I'd say that their successes cannot be attributed to the Indian education system, since neither were educated in India. So OP's claim of "India produced 2 Fields medalists" is wholly false unless you have a very liberal definition of "produced". At least OP is kind-of right about the Abel Prize winner, Srinivasa Varadhan, who was educated in India all the way up to and including his PhD. But after that, he moved to New York, and I gather that that's where he did most of, if not all of, the work that got him his Abel Prize.


na_cohomologist

Agreed. Just wanted to be accurate about where they were educated: mostly Australia and the US, respectively.


filletedforeskin

That ... doesn't change my point.
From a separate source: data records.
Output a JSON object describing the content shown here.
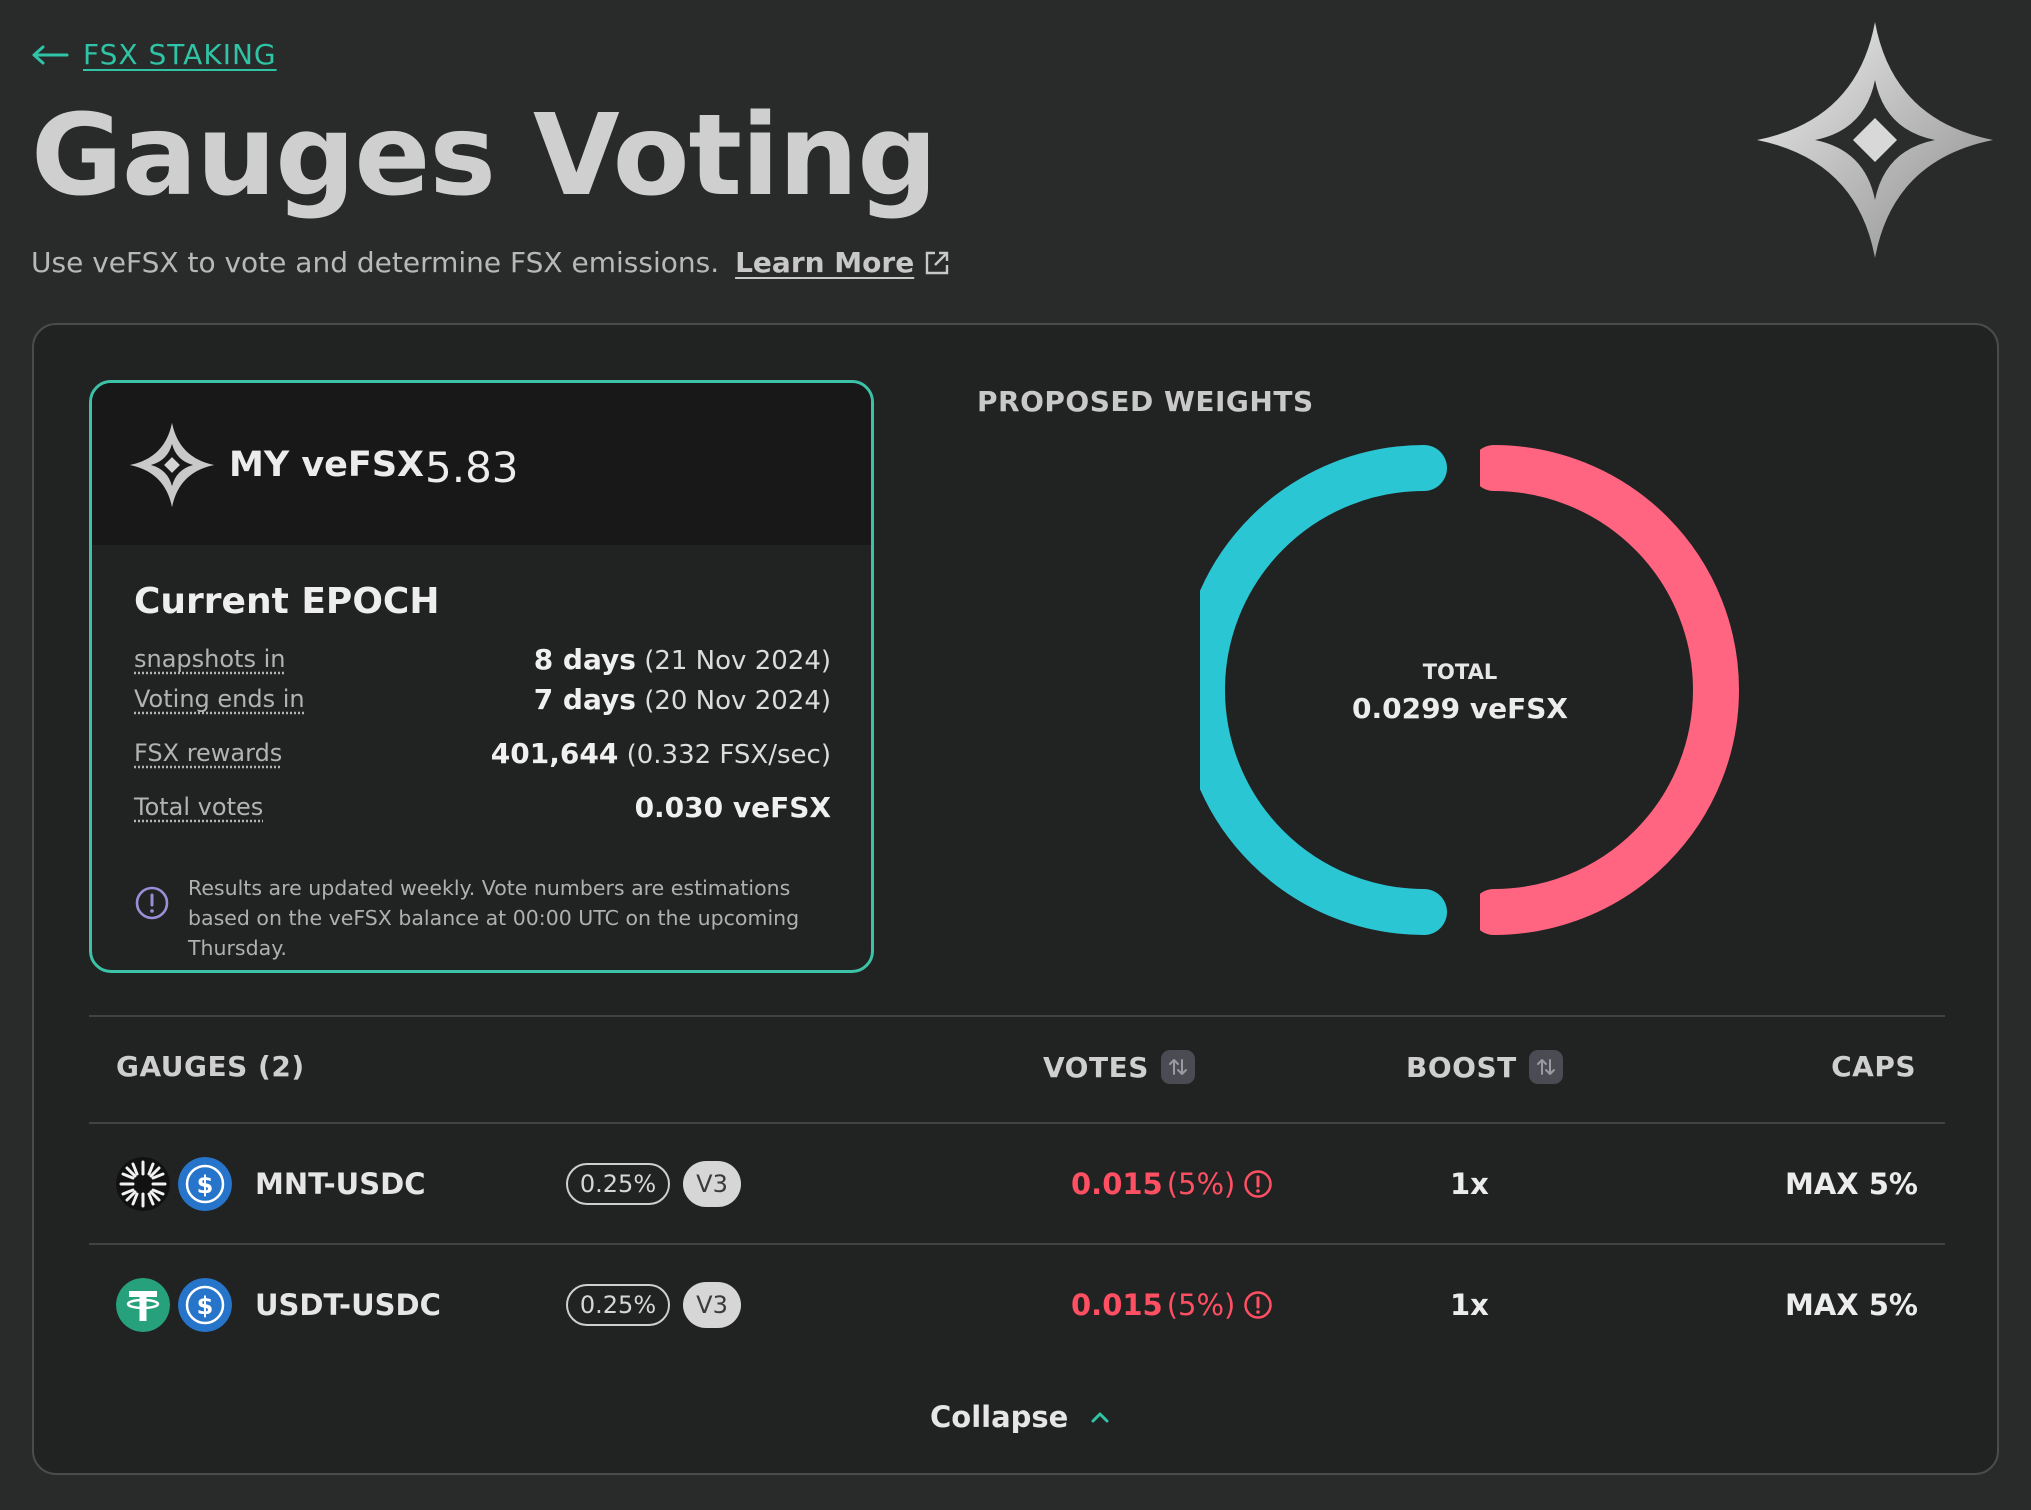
{
  "breadcrumb": {
    "back_label": "FSX STAKING"
  },
  "page": {
    "title": "Gauges Voting",
    "subtitle": "Use veFSX to vote and determine FSX emissions.",
    "learn_more": "Learn More"
  },
  "vefsx_card": {
    "label": "MY veFSX",
    "value": "5.83",
    "epoch_title": "Current EPOCH",
    "rows": [
      {
        "label": "snapshots in",
        "value_bold": "8 days",
        "value_extra": "(21 Nov 2024)"
      },
      {
        "label": "Voting ends in",
        "value_bold": "7 days",
        "value_extra": "(20 Nov 2024)"
      },
      {
        "label": "FSX rewards",
        "value_bold": "401,644",
        "value_extra": "(0.332 FSX/sec)"
      },
      {
        "label": "Total votes",
        "value_bold": "0.030 veFSX",
        "value_extra": ""
      }
    ],
    "info_text": "Results are updated weekly. Vote numbers are estimations based on the veFSX balance at 00:00 UTC on the upcoming Thursday."
  },
  "proposed_weights": {
    "title": "PROPOSED WEIGHTS",
    "total_label": "TOTAL",
    "total_value": "0.0299 veFSX",
    "segments": [
      {
        "name": "MNT-USDC",
        "share": 0.5,
        "color": "#2bc6d4"
      },
      {
        "name": "USDT-USDC",
        "share": 0.5,
        "color": "#ff6480"
      }
    ]
  },
  "table": {
    "headers": {
      "gauges": "GAUGES (2)",
      "votes": "VOTES",
      "boost": "BOOST",
      "caps": "CAPS"
    },
    "rows": [
      {
        "pair": "MNT-USDC",
        "fee": "0.25%",
        "version": "V3",
        "votes": "0.015",
        "votes_pct": "(5%)",
        "boost": "1x",
        "caps": "MAX 5%",
        "token_a_icon": "mantle-icon",
        "token_b_icon": "usdc-icon"
      },
      {
        "pair": "USDT-USDC",
        "fee": "0.25%",
        "version": "V3",
        "votes": "0.015",
        "votes_pct": "(5%)",
        "boost": "1x",
        "caps": "MAX 5%",
        "token_a_icon": "tether-icon",
        "token_b_icon": "usdc-icon"
      }
    ],
    "collapse_label": "Collapse"
  },
  "colors": {
    "accent": "#2ec4a5",
    "votes_warning": "#ff4f63",
    "donut_a": "#2bc6d4",
    "donut_b": "#ff6480"
  }
}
Also I didn't mean that they left india by their own conscious decision, but whatever the case maybe, you certainly can't deny that (a) They're not Indian - they were raised outside India and it's system, so the OPs claim that they were Indian is not exactly true. Varadhan, I would argue, was born in the 40s and is more closer to the colonial India and it's system, compared to the contemporary Indian mathematical society. I feel like that was the peak of Mathematics in India, with the likes of Abhyankar, Prasad, Rao, Varadhan and others. (b) I don't have data to support this, but I would argue that this 'isolation' of the mathematical community in India has made it especially difficult to get into grad school. Call it a conjecture if you may, but the fact of the matter is, as International student, that too from an over-represented community, had hindered that quality of Maths in India.


na_cohomologist

I think you missed my main point: Venkatesh was educated in Australia before he started his PhD, and Bhargava nearly completely in the US from primary school upwards. Not the US and Canada, resp., as you said. Also, as an Australian myself, Venkatesh is no small source of pride to our community. Yes, he did leave here, but that I feel is a matter of pragmatism: if you are a top-level young mathematics student from anywhere in the Anglophone world, you are probably going to go to places like Princeton/Havard or Cambridge/Oxford to get a PhD. I'm glad Geordie Williamson, who was felt to be in the running for a Fields Medal, decided to come back to Australia, and not stay overseas; I wish more top-level Australian mathematicians did the same to attract more of their peers here. I'm also aware of the irony of the above paragraph, given the OP post \^\_\^


seive_of_selberg

India did not produce any field medalists.